Il reparto del San Pio al collasso. Laudazi: «Da un mese non si effettuano prestazioni per gli esterni»

VASTO. Medici sotto organico e niente prestazioni per gli utenti esterni all'ospedale. È un reparto in affanno quello di Radiologia dell'ospedale San Pio. In servizio sono rimasti cinque medici. Le liste di attesa diventano lunghissime. Molti pazienti sono costretti ad andare altrove. In città si sollevano le proteste. Edmondo Laudazi (Nuovo Faro) rimarca «un grave peggioramento dei servizi di radiologia diagnostica che, da oltre un mese, non effettuano le prestazioni riservate agli utenti esterni all'ospedale, nonostante l'impegno profuso dal personale sanitario addetto. Tutto questo a causa della diminuzione del numero di medici refertisti, trasferiti o pensionati e non sostituiti. È inaccettabile», sostiene Laudazi, «il direttore generale Flacco sarà chiamato a rispondere del suo operato e di queste gravissime inefficienze che mortificano la sanità pubblica della regione e favoriscono la sanità privata, riducendo drasticamente la qualità e la quantità del livello di assistenza sanitaria dedicata ai cittadini del vastese».

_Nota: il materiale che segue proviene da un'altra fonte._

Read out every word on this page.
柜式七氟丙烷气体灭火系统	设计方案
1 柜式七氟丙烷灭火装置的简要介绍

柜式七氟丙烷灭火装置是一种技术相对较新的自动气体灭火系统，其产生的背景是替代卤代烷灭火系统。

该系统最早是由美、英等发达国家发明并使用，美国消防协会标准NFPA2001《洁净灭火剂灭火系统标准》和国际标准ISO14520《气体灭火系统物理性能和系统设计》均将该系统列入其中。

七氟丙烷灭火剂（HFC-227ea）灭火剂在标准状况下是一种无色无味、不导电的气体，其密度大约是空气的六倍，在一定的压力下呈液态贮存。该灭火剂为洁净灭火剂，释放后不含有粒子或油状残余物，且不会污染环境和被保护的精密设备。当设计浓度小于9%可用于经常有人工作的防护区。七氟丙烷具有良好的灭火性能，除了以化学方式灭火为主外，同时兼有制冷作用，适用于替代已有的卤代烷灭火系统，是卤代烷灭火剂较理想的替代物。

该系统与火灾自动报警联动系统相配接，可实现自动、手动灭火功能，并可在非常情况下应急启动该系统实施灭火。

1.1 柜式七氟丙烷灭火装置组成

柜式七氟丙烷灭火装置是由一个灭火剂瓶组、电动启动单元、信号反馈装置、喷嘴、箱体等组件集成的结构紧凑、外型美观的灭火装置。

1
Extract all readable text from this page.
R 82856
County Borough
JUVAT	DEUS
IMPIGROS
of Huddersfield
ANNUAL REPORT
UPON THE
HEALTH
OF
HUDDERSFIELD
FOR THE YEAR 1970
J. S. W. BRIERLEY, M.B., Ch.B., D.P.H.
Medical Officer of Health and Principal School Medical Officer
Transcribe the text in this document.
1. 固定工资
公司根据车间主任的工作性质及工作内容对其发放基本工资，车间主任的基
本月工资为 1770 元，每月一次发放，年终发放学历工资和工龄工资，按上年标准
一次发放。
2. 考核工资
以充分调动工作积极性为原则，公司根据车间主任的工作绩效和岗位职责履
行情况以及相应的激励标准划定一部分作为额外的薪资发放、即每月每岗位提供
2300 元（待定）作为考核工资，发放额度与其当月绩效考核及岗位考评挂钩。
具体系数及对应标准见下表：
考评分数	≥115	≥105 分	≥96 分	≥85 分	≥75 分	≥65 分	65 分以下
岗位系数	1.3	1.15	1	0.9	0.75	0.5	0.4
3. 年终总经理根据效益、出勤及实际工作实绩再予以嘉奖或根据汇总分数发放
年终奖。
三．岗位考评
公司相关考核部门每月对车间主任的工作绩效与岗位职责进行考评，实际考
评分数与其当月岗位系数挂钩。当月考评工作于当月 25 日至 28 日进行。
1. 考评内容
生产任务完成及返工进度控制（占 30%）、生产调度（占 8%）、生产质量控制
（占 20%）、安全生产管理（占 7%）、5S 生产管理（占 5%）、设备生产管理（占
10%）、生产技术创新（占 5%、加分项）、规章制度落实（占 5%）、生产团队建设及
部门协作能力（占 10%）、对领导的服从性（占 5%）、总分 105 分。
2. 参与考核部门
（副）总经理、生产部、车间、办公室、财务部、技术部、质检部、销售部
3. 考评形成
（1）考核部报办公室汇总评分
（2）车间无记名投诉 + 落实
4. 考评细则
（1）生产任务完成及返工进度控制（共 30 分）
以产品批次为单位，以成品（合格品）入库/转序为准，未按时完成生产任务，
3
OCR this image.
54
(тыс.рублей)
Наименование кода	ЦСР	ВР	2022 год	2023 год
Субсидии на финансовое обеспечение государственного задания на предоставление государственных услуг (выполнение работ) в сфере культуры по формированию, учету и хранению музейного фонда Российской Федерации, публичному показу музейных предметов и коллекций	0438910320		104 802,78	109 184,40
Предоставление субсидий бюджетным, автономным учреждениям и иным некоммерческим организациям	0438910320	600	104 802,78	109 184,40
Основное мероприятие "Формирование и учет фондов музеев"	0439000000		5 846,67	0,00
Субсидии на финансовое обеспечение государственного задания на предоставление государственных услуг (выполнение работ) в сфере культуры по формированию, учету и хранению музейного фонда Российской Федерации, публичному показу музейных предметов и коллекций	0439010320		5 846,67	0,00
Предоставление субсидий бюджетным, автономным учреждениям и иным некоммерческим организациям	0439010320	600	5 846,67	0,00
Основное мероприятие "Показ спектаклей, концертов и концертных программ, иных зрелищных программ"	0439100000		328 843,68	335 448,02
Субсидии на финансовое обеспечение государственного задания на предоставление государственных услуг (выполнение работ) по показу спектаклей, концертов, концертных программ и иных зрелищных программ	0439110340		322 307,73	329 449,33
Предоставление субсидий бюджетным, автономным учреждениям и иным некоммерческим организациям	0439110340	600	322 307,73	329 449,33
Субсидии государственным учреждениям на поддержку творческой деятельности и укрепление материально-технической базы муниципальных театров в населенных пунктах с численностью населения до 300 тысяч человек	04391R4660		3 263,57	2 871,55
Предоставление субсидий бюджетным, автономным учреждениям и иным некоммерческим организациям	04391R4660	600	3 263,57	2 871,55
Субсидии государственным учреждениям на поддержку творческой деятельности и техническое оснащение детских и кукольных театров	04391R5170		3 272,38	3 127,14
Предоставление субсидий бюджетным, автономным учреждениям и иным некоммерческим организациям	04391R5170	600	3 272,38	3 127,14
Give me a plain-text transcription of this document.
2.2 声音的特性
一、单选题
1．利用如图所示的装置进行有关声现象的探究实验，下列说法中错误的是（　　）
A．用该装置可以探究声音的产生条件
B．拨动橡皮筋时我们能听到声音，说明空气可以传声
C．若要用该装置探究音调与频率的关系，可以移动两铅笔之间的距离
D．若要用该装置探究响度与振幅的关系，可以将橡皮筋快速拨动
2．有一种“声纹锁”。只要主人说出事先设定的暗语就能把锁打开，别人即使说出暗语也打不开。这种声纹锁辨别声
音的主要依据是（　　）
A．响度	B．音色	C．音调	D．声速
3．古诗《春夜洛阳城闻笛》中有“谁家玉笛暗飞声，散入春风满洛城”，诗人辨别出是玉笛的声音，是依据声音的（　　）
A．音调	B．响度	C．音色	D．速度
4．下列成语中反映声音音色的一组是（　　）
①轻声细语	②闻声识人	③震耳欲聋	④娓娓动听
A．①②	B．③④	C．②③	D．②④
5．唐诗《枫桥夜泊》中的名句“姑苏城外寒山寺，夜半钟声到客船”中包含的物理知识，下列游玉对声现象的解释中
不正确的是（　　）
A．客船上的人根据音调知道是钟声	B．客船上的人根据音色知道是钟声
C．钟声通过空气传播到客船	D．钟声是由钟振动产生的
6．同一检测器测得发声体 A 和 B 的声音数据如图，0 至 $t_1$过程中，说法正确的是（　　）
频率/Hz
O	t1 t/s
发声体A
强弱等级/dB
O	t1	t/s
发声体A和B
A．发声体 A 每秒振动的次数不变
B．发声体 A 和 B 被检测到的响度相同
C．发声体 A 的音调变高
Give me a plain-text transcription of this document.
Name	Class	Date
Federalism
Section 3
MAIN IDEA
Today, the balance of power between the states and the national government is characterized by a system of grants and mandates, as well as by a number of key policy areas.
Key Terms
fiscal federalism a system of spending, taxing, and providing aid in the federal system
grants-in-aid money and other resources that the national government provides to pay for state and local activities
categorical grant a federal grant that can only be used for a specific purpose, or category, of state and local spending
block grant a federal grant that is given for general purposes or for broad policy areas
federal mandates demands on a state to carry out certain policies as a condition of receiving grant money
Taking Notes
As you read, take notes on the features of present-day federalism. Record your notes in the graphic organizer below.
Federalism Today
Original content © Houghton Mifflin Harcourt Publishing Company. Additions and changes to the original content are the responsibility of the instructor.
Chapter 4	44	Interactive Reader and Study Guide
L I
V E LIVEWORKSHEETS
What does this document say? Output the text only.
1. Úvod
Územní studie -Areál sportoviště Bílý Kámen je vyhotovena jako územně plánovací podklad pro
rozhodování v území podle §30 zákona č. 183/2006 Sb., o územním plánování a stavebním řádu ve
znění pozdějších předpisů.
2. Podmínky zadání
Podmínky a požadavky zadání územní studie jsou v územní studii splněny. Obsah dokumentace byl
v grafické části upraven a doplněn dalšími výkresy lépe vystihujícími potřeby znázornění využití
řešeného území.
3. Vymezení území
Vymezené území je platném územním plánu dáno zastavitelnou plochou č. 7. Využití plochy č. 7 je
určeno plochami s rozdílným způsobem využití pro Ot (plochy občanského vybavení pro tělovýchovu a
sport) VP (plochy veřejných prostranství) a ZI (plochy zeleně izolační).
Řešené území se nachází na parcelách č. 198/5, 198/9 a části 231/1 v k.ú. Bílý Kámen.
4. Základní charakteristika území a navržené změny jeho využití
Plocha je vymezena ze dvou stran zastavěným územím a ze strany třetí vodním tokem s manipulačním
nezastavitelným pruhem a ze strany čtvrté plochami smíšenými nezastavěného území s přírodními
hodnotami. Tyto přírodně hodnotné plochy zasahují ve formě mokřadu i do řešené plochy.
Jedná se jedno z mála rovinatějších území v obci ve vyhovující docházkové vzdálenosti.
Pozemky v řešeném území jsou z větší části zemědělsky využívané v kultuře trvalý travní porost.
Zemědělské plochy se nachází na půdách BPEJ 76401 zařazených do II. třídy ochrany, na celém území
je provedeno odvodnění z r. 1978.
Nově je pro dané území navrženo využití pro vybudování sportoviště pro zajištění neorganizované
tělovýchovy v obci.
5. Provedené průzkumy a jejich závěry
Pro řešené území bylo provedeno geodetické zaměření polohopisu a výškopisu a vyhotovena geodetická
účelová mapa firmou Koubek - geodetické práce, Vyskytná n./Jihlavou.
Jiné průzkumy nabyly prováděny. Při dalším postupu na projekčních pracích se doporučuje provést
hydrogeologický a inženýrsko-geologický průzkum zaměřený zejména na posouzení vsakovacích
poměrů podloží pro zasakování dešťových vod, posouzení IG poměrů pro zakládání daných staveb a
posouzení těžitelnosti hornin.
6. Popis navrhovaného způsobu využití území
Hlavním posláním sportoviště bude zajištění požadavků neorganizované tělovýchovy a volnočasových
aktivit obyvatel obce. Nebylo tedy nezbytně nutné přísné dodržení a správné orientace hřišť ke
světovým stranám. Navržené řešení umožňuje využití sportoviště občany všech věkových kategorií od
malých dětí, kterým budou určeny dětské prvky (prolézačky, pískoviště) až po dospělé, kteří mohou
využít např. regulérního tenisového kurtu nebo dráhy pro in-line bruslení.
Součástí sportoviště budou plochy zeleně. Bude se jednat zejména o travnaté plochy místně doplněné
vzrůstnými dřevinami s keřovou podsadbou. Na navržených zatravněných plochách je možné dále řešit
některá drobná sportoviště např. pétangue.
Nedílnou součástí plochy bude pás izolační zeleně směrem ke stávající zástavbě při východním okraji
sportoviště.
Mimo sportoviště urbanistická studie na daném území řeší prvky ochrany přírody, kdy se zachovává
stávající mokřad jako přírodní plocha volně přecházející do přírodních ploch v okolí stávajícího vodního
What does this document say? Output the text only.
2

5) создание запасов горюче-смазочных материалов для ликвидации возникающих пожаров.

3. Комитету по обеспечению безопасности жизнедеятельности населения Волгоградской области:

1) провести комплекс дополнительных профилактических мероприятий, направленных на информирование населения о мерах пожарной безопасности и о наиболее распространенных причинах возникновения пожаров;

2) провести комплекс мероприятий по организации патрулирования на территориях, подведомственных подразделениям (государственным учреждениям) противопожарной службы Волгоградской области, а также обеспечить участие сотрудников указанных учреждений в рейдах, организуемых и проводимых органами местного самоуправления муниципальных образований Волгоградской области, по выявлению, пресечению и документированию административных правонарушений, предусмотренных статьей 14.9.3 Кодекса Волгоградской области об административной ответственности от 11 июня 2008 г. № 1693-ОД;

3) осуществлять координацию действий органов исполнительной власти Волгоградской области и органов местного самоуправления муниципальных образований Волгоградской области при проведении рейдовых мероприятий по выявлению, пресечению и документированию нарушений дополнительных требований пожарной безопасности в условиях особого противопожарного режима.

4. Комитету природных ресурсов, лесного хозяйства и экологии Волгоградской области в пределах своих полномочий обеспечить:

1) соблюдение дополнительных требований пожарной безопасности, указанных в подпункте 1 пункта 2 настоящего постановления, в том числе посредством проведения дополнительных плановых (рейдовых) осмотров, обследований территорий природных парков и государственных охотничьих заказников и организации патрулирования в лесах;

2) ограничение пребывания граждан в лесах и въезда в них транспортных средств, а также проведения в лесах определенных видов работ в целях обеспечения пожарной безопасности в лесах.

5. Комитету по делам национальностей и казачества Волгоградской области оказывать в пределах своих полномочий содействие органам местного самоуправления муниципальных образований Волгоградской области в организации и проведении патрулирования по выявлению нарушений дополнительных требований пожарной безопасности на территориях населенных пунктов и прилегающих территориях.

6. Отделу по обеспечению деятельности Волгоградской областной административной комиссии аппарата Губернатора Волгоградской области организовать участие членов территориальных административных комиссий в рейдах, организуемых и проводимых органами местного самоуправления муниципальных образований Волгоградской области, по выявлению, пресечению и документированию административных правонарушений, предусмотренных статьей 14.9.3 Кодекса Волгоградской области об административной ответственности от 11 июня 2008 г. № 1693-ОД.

Sui disagi interviene anche Ivo Menna (La Nuova Terra). «La risposta in tempo reale di un referto può determinare la possibilità di vivere o morire di un essere umano. La crescita di nuove patologie tumorali vedono Radiologia come elemento primario per la prevenzione e la diagnosi», sottolinea Menna che non risparmia frecciate all'ex primario, ora deputato del Pd, Maria Amato: «Vedo ottenere scarsi risultati a favore del territoriovastese. Eppure questo reparto, con una pianta organica prevista di 10 medici radiologi, si ritrova con soli cinque medici, quindi sottodimensionato». I numeri sono a favore del San Pio. Nel 2013 furono effettuate 57mila prestazioni, nel 2014 61mila. Nel 2015 le richieste sono state 67mila. Le richieste sono destinate a crescere poiché il reparto di radiologia di Termoli ha chiuso. «I cittadini a chi dovranno rivolgersi?», chiede Menna, «un territorio esteso come il Vastese continua ad essere abbandonato. Questa paralisi parziale, ma gravissima, di Radiologia a Vasto significherà ulteriori danni alla salute e alla speranza dei cittadini», accusa l'ambientalista, «che cosa aspetta la politica a muoversi? Il consigliere regionale Mario Olivieri e il sindaco Luciano Lapenna, massima autorità sanitaria e responsabile regionale degli enti locali, voce forte e autorevole, intendono risolvere il problema? L'assessore Silvio Paolucci e il governatore Luciano D’Alfonso intendono dare soluzione concreta al diritto alla salute degli utenti del Vastese?». (p.c.)